4.  Benedetto Croce ha scritto la voce Vico, Giovanni Battista, per l’ Encyclopaedia of the Social Sciences, vol. 15, pp. 249/250. È fatto esplicito richiamo al ciclo che finisce con l'indebolimento, la corruzione e che poi riprende una nuova vita: «He was absorbed in the contemplation of the spiritual cycle in history; emergence from the bestial into the barbarian age, subsequent spiritual refinement through intellect and custom, the transition to the era of humanity, gradual enfeeblement in vital energy, corruptìon and relapse and then the resumption of the cycle».

 

 Nel Dictionary of Philosophy edito a Mosca nel 1967 a cura di M. Rosenthal e P. Yudin alla voce Sociology (p. 240) è rilevato l'apporto di Ibn Khaldùn e di Machiavelli contro la visione teologica della storia e della società. Peraltro l'inizio delle dottrine sociologiche lo si fa risalire a Mo-Tzù, Democrito, Platone, Aristotele, Epicureo e Lucrezio.

 

 Confesso di non aver mai sentito parlare di Mo-Tzù ed è stata per me una piacevole scoperta. Nacque nel 479 e morì nel 381 prima di Cristo. Il Dizionario biografico degli autori di Bompiani al vol. II, pp. 811-812 scrive: «Forse la figura più nobile fra tutti i pensatori cinesi, apostolo di carità... fu trascurato da innumeri generazioni, dominate quasi sempre dal confuciane­simo. Riscoperto in questi ultimi tempi, è apparso invece come un genio.,. È anche il pensatore che, sia per la dottrina sia per la vita pratica, si avvicina a Cristo».

 

Come si vede, siamo in presenza di un'altra Cenerentola della storia. Le sue idee fu­rono raccolte dai suoi discepoli in un volume che porta il nome del Maestro. Dopo ben duemila anni è riapparso ad opera di Pi Yuan nel 1783.

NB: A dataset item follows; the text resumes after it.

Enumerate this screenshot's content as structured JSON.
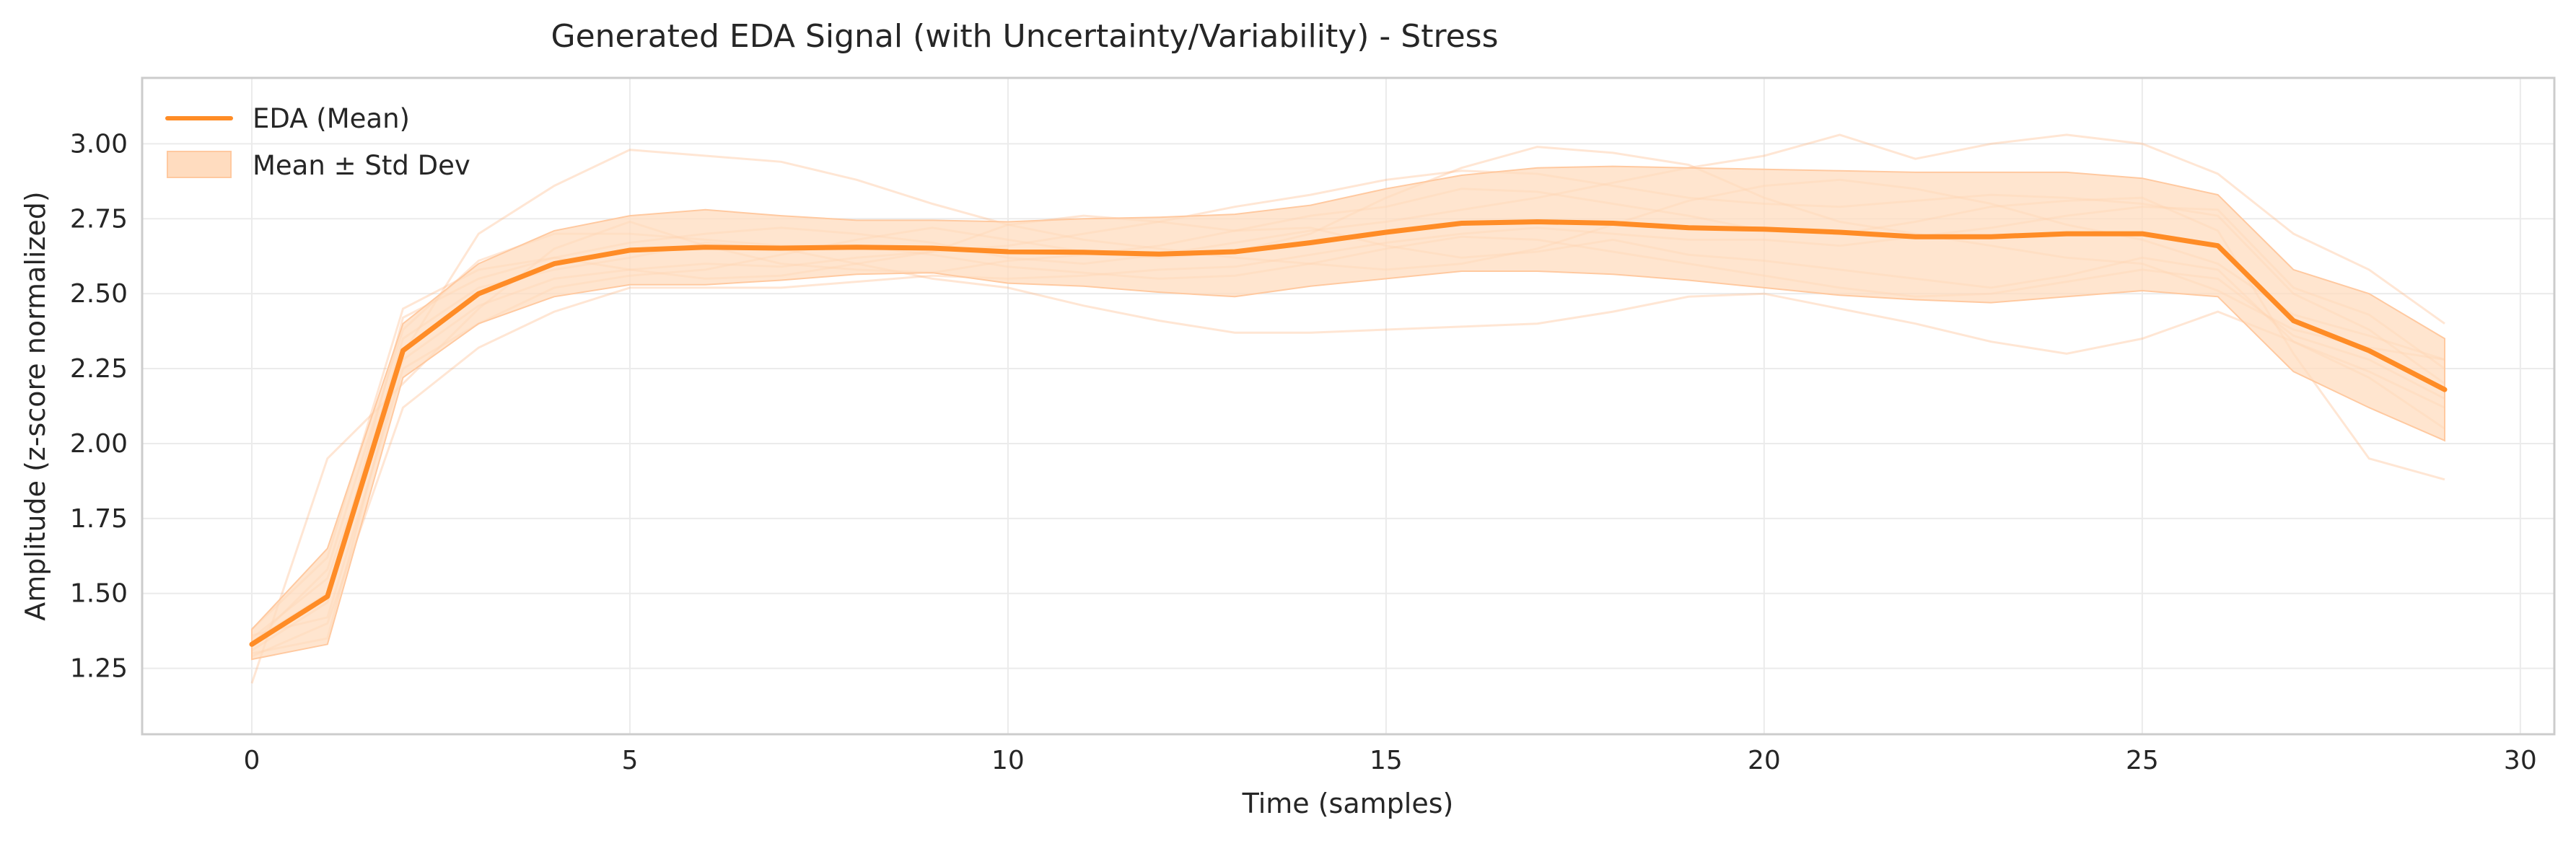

 Bisogna attendere un altro se­colo per un commentario a cura di Sun I-jang.

 

Nota aggiuntiva:

 

Il presente articolo è pubblicato negli Atti del 2° Convegno Internazionale sulle Coste del Mediterraneo, a cura di Massimo Rosi e Ferdinando Jannuzzi (Giannini,Napoli 2002)

Il Convegno era stato organizzato dall’Osservatorio Internazionale sulle Coste del Mediterraneo – Università degli Studi di Napoli Federico II – e dal Servizio di Ricerca e Sperimentazione sull’Ambiente del C.N.R.

Contiene anche una mia traduzione parziale dell’opera di Mohamed Talbi, citata nel testo.

L’articolo è stato inoltre pubblicato sull’Esopo, N.95-96, Milano 2003.

C’è anche una versione francese col titolo "Ibn Khaldùn, le Précurseur, une gloire universelle per il Convegno sull’économie du Savoir au Maghreb". Detto Convegno si sarebbe dovuto svolgere il 16-18 aprile 2002 in Marocco, ma non ebbe luogo per motivi politici.